After 13 years from its first appearance, Francesca Billiani’s seminal work on the role of translation in the building of Italian National Cultures has been translated into English (National Cultures and Foreign Narratives in Italy, 1903–1943, translated by Georgia Wall, Palgrave Macmillan 2020, original title: Culture nazionali e narrazioni straniere. Italia, 1903-1943, Le Lettere, Firenze 2020). We have asked the translator and the author to present this new enterprise.

 

Translating National Cultures and Foreign Narratives was daunting and liberating in equal measure. Daunting in that while I imagine translating a text recognized as seminal always brings with it a weighty sense of responsibility, this is surely especially true when the text in question deals so thoroughly with the processes and impact of translations! Among the wealth of archival material featured in the text is a letter (chapter 6) in which Cesare Pavese tells translator Luigi Berti, ‘your text strays, especially in passages where the stylistic value is key […] why abolish those meticulously dropped adjectives and adverbs’; going through my translation, this critique was at the forefront of my mind! My text certainly strays in form on occasion, but what struck me about the original were the subtle shifts in Francesca Billiani’s authorial tone – from a more detached, scrupulous analysis to the enthusiastic observation of incidental events, interspersed with playful irony – and my choices represent an attempt to recreate an element of this in English.

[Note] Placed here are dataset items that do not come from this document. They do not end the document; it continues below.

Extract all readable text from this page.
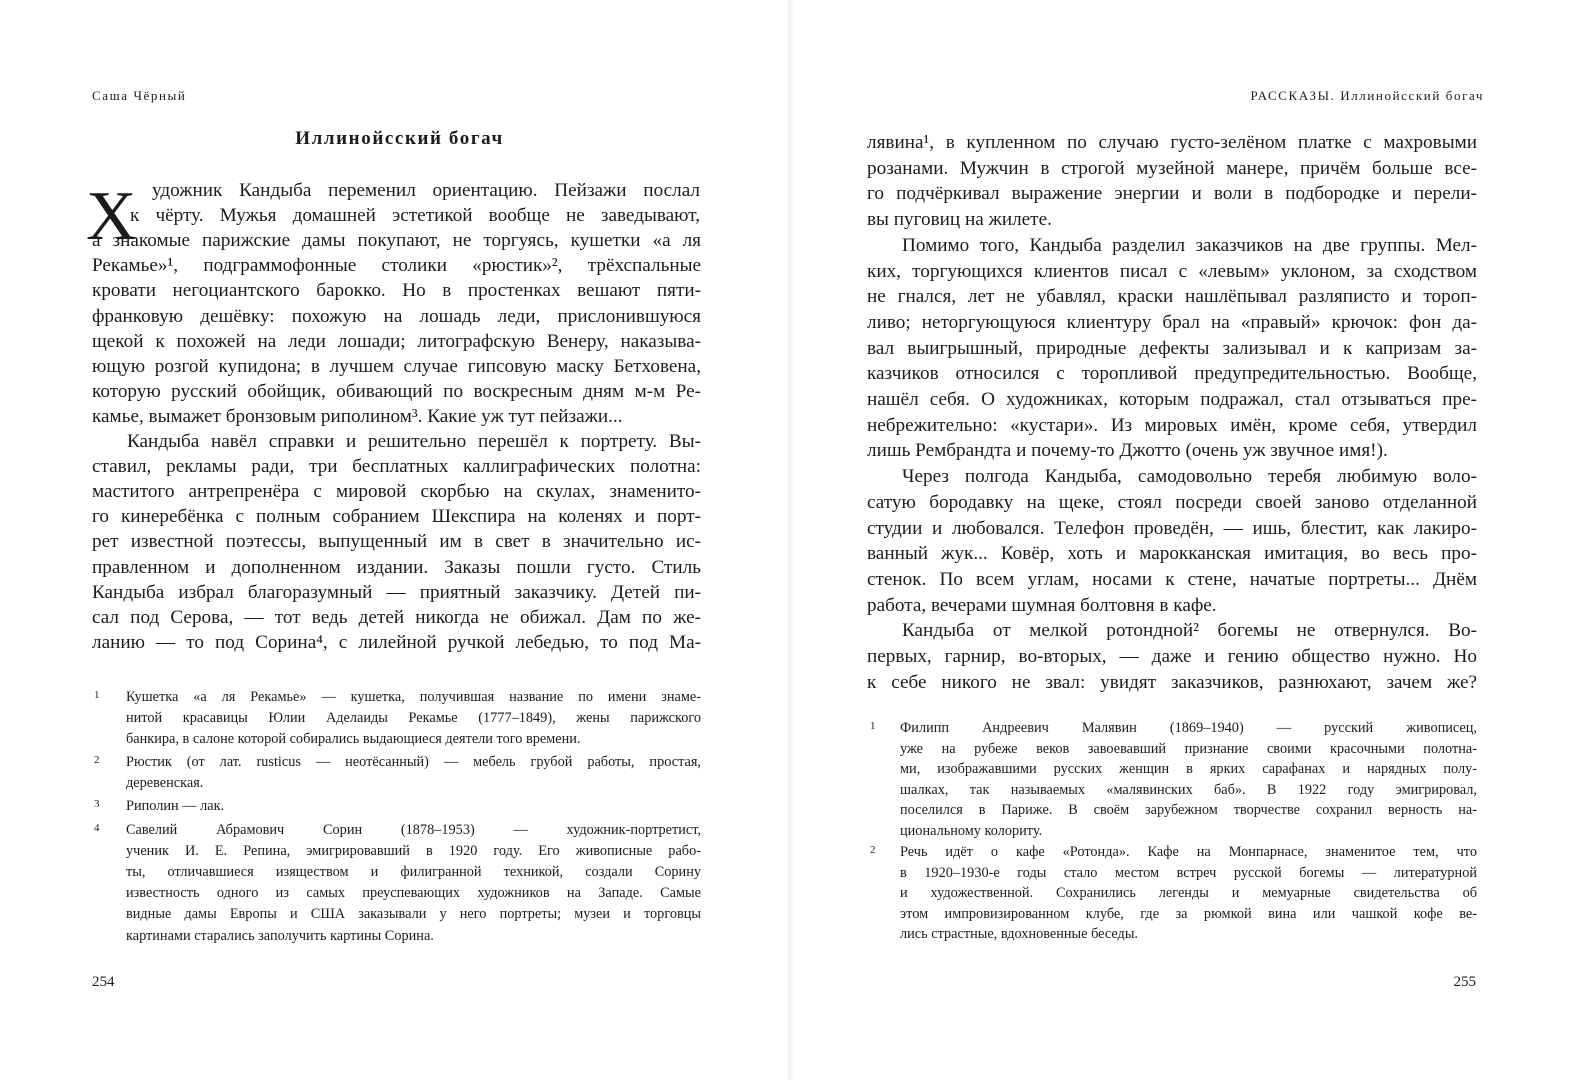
Саша Чёрный
Иллинойсский богач
Х удожник Кандыба переменил ориентацию. Пейзажи послал
к чёрту. Мужья домашней эстетикой вообще не заведывают,
а знакомые парижские дамы покупают, не торгуясь, кушетки «а ля
Рекамье»¹, подграммофонные столики «рюстик»², трёхспальные
кровати негоциантского барокко. Но в простенках вешают пяти-
франковую дешёвку: похожую на лошадь леди, прислонившуюся
щекой к похожей на леди лошади; литографскую Венеру, наказыва-
ющую розгой купидона; в лучшем случае гипсовую маску Бетховена,
которую русский обойщик, обивающий по воскресным дням м-м Ре-
камье, вымажет бронзовым риполином³. Какие уж тут пейзажи...
Кандыба навёл справки и решительно перешёл к портрету. Вы-
ставил, рекламы ради, три бесплатных каллиграфических полотна:
маститого антрепренёра с мировой скорбью на скулах, знаменито-
го кинеребёнка с полным собранием Шекспира на коленях и порт-
рет известной поэтессы, выпущенный им в свет в значительно ис-
правленном и дополненном издании. Заказы пошли густо. Стиль
Кандыба избрал благоразумный — приятный заказчику. Детей пи-
сал под Серова, — тот ведь детей никогда не обижал. Дам по же-
ланию — то под Сорина⁴, с лилейной ручкой лебедью, то под Ма-
1 Кушетка «а ля Рекамье» — кушетка, получившая название по имени знаме-
нитой красавицы Юлии Аделаиды Рекамье (1777–1849), жены парижского
банкира, в салоне которой собирались выдающиеся деятели того времени.
2 Рюстик (от лат. rusticus — неотёсанный) — мебель грубой работы, простая,
деревенская.
3 Риполин — лак.
4 Савелий Абрамович Сорин (1878–1953) — художник-портретист,
ученик И. Е. Репина, эмигрировавший в 1920 году. Его живописные рабо-
ты, отличавшиеся изяществом и филигранной техникой, создали Сорину
известность одного из самых преуспевающих художников на Западе. Самые
видные дамы Европы и США заказывали у него портреты; музеи и торговцы
картинами старались заполучить картины Сорина.
254
РАССКАЗЫ. Иллинойсский богач
лявина¹, в купленном по случаю густо-зелёном платке с махровыми
розанами. Мужчин в строгой музейной манере, причём больше все-
го подчёркивал выражение энергии и воли в подбородке и перели-
вы пуговиц на жилете.
Помимо того, Кандыба разделил заказчиков на две группы. Мел-
ких, торгующихся клиентов писал с «левым» уклоном, за сходством
не гнался, лет не убавлял, краски нашлёпывал разляписто и тороп-
ливо; неторгующуюся клиентуру брал на «правый» крючок: фон да-
вал выигрышный, природные дефекты зализывал и к капризам за-
казчиков относился с торопливой предупредительностью. Вообще,
нашёл себя. О художниках, которым подражал, стал отзываться пре-
небрежительно: «кустари». Из мировых имён, кроме себя, утвердил
лишь Рембрандта и почему-то Джотто (очень уж звучное имя!).
Через полгода Кандыба, самодовольно теребя любимую воло-
сатую бородавку на щеке, стоял посреди своей заново отделанной
студии и любовался. Телефон проведён, — ишь, блестит, как лакиро-
ванный жук... Ковёр, хоть и марокканская имитация, во весь про-
стенок. По всем углам, носами к стене, начатые портреты... Днём
работа, вечерами шумная болтовня в кафе.
Кандыба от мелкой ротондной² богемы не отвернулся. Во-
первых, гарнир, во-вторых, — даже и гению общество нужно. Но
к себе никого не звал: увидят заказчиков, разнюхают, зачем же?
1 Филипп Андреевич Малявин (1869–1940) — русский живописец,
уже на рубеже веков завоевавший признание своими красочными полотна-
ми, изображавшими русских женщин в ярких сарафанах и нарядных полу-
шалках, так называемых «малявинских баб». В 1922 году эмигрировал,
поселился в Париже. В своём зарубежном творчестве сохранил верность на-
циональному колориту.
2 Речь идёт о кафе «Ротонда». Кафе на Монпарнасе, знаменитое тем, что
в 1920–1930-е годы стало местом встреч русской богемы — литературной
и художественной. Сохранились легенды и мемуарные свидетельства об
этом импровизированном клубе, где за рюмкой вина или чашкой кофе ве-
лись страстные, вдохновенные беседы.
255
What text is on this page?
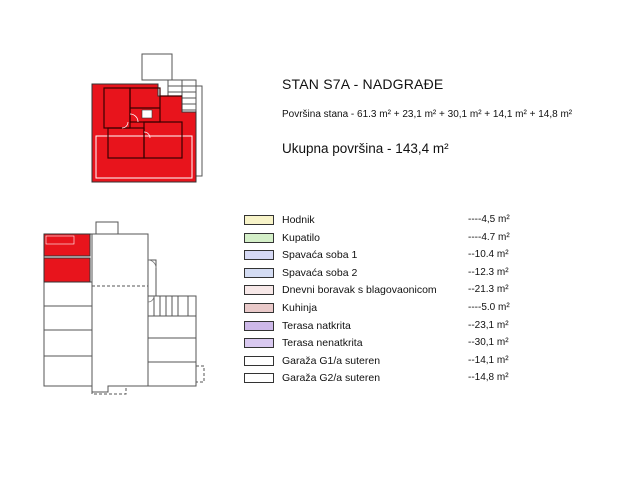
STAN S7A - NADGRAĐE
Površina stana - 61.3 m² + 23,1 m² + 30,1 m² + 14,1 m² + 14,8 m²
Ukupna površina - 143,4 m²
Hodnik	----4,5 m²
Kupatilo	----4.7 m²
Spavaća soba 1	--10.4 m²
Spavaća soba 2	--12.3 m²
Dnevni boravak s blagovaonicom	--21.3 m²
Kuhinja	----5.0 m²
Terasa natkrita	--23,1 m²
Terasa nenatkrita	--30,1 m²
Garaža G1/a suteren	--14,1 m²
Garaža G2/a suteren	--14,8 m²
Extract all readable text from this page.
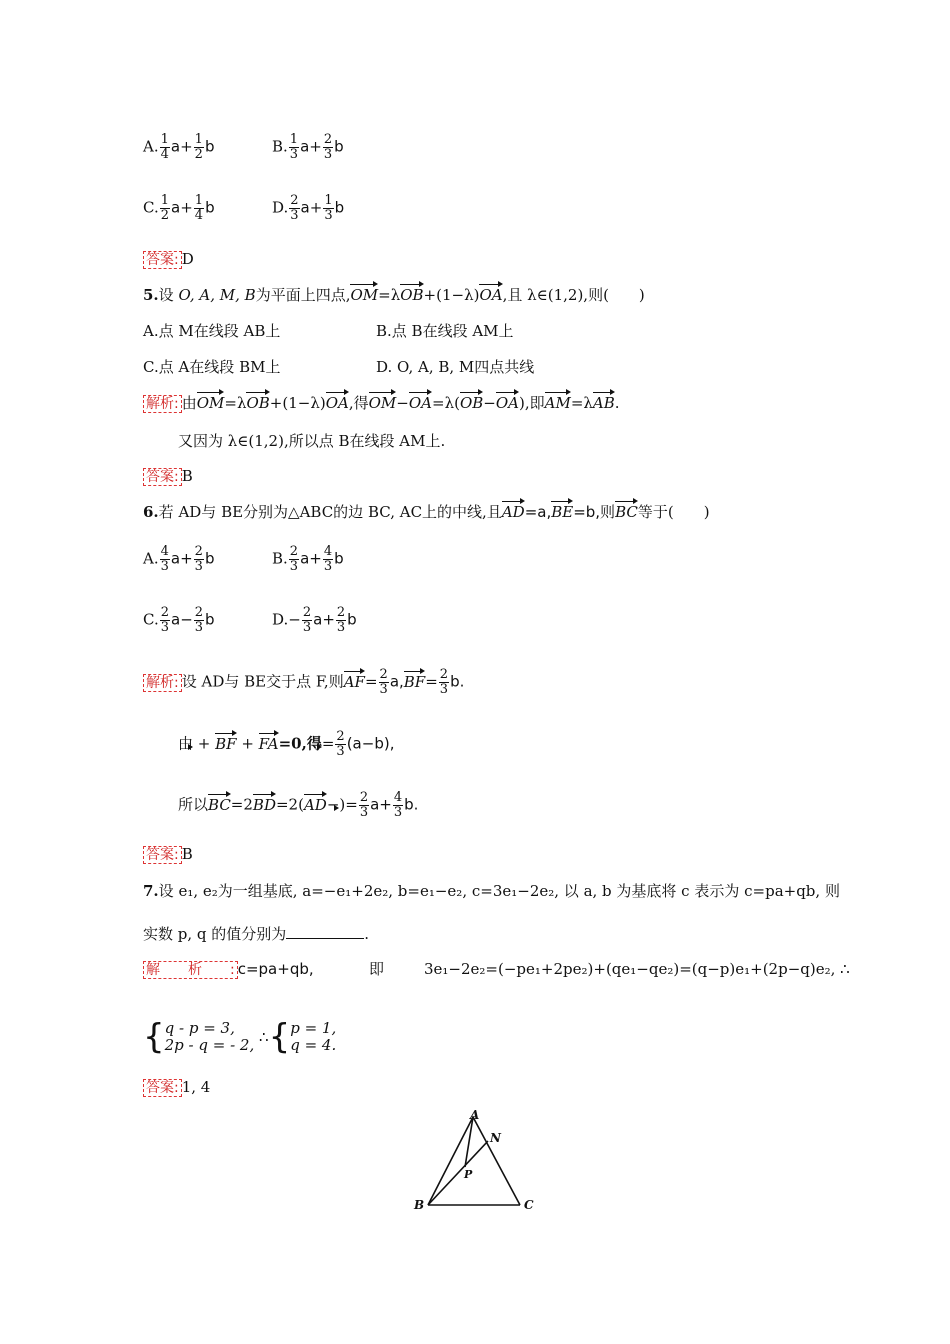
A. $\frac{1}{4} a+ \frac{1}{2}$ b	B. $\frac{1}{3} a+ \frac{2}{3}$ b
C. $\frac{1}{2} a+ \frac{1}{4}$ b	D. $\frac{2}{3} a+ \frac{1}{3}$ b
答案: D
5.设 O, A, M, B为平面上四点,OM=λOB+(1−λ)OA,且 λ∈(1,2),则(　　)
A.点 M在线段 AB上	B.点 B在线段 AM上
C.点 A在线段 BM上	D. O, A, B, M四点共线
解析: 由OM=λOB+(1−λ)OA,得OM−OA=λ(OB−OA),即AM=λAB.
又因为 λ∈(1,2),所以点 B在线段 AM上.
答案: B
6.若 AD与 BE分别为△ABC的边 BC, AC上的中线,且AD=a,BE=b,则BC等于(　　)
A. $\frac{4}{3} a+ \frac{2}{3}$ b	B. $\frac{2}{3} a+ \frac{4}{3}$ b
C. $\frac{2}{3} a- \frac{2}{3}$ b	$D.- \frac{2}{3} a+ \frac{2}{3}$ b
解析: 设 AD与 BE交于点 F,则$AF= \frac{2}{3} a,BF= \frac{2}{3} b$.
由 + BF + FA=0,得= $\frac{2}{3} (a-b)$,
所以$BC=2BD=2(AD-)= \frac{2}{3} a+ \frac{4}{3} b$.
答案: B
7.设 e₁, e₂为一组基底, a=−e₁+2e₂, b=e₁−e₂, c=3e₁−2e₂, 以 a, b 为基底将 c 表示为 c=pa+qb, 则
实数 p, q 的值分别为	.
解　　析　　: c=pa+qb,	即	3e₁−2e₂=(−pe₁+2pe₂)+(qe₁−qe₂)=(q−p)e₁+(2p−q)e₂, ∴
{ q - p = 3,
2p - q = - 2, ∴{ p = 1,
q = 4.
答案: 1, 4
A
B	C
N
P
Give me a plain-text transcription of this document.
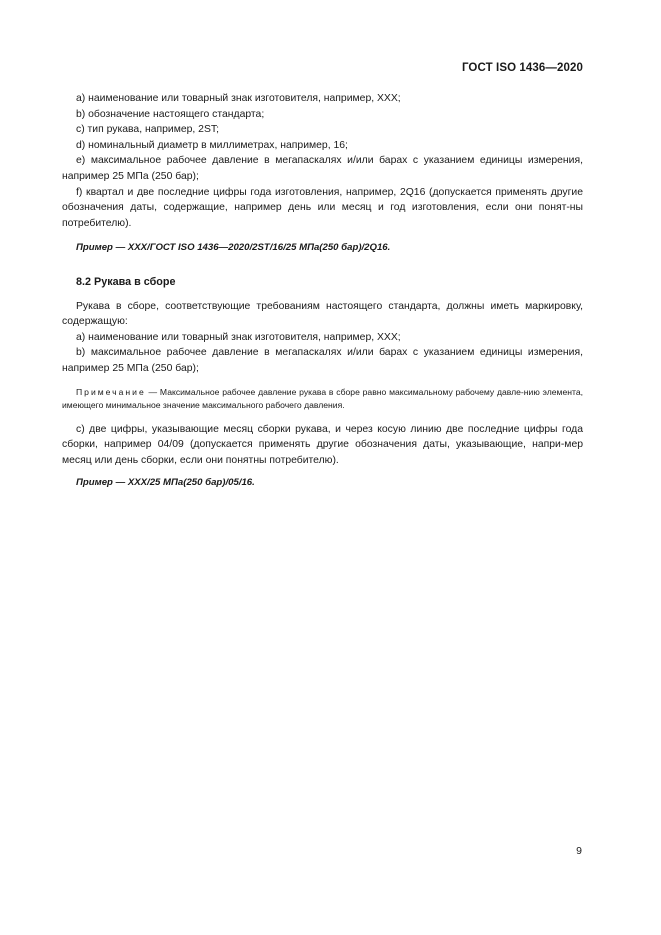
ГОСТ ISO 1436—2020

а) наименование или товарный знак изготовителя, например, XXX;

b) обозначение настоящего стандарта;

с) тип рукава, например, 2ST;

d) номинальный диаметр в миллиметрах, например, 16;

е) максимальное рабочее давление в мегапаскалях и/или барах с указанием единицы измерения, например 25 МПа (250 бар);

f) квартал и две последние цифры года изготовления, например, 2Q16 (допускается применять другие обозначения даты, содержащие, например день или месяц и год изготовления, если они понят-ны потребителю).

Пример — XXX/ГОСТ ISO 1436—2020/2ST/16/25 МПа(250 бар)/2Q16.

8.2 Рукава в сборе

Рукава в сборе, соответствующие требованиям настоящего стандарта, должны иметь маркировку, содержащую:

а) наименование или товарный знак изготовителя, например, XXX;

b) максимальное рабочее давление в мегапаскалях и/или барах с указанием единицы измерения, например 25 МПа (250 бар);

Примечание — Максимальное рабочее давление рукава в сборе равно максимальному рабочему давле-нию элемента, имеющего минимальное значение максимального рабочего давления.

с) две цифры, указывающие месяц сборки рукава, и через косую линию две последние цифры года сборки, например 04/09 (допускается применять другие обозначения даты, указывающие, напри-мер месяц или день сборки, если они понятны потребителю).

Пример — XXX/25 МПа(250 бар)/05/16.

9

I earn my daily bread primarily by providing advice for academics who have been asked to review their written English. Quite often, this means grappling with stubbornly poetic turns of phrase and structures and forcing them into a standard format (‘this is what I’m going to say, this is why it’s valuable, this is what I’ve said, and just in case you missed it, here’s why it’s valuable again), one deemed to be appropriate for an anglophone academic audience. In this sense, translating National Cultures and Foreign Narratives was liberating, in that helping transport a fully-fledged Italian book into English – that is, a book born within a different set of writing conventions – meant engaging with diverse structures and styles rather than supressing them.

In a recent talk to mark International Translation Day, ‘Who is This Mythical English Reader?’, translator Gitanjali Patel suggested that the ‘English reader’ is best understood not as a person or a community, but as ‘a system or a structure that shapes the way the industry runs’. She was commenting in relation to literary translation in publishing, but it seems to me that this statement is particularly applicable to contemporary academic writing in English, where the current emphasis on making evident the value of a given contribution has shaped – and continues to shape – the form of academic contributions. So although Palgrave’s word limit for the translation meant the original text had to be cut significantly, these edits were undertaken with a view to preserve the analysis and the compelling details of the original, right down to the last footnote. (As a reader and as a translator, I was intrigued by a footnote commenting on the exchange between Ginzburg and Einaudi during Ginzburg’s period of internal exile: the image of Leone Ginzburg in a bleak Abruzzo, cramming his thoughts onto a postcard to Einaudi, begs further attention!) So yes, there are details which may not be of immediate explicit value to the central arguments of the book, but they are key in offering a broader panorama and more precise insight into the contexts in question. They also present the reader with a vast range of productive future research pathways…

Georgia Wall

 

When I asked Georgia to discuss her work as the translator of this book I wanted to make the translating process visible and give it the credit it deserves within the academic community. When I read the blog Georgia sent me I was almost surprised that, what was obvious to me, was also clear to the person who translated the book. And, yes, liberating is the right adjective: academic writing is more now than before hostage of rules which, if too rigorously followed, can only take freedom away from the reader, a reader who in my and everyone writerly mind should always remain an astute and knowledgeable interlocutor.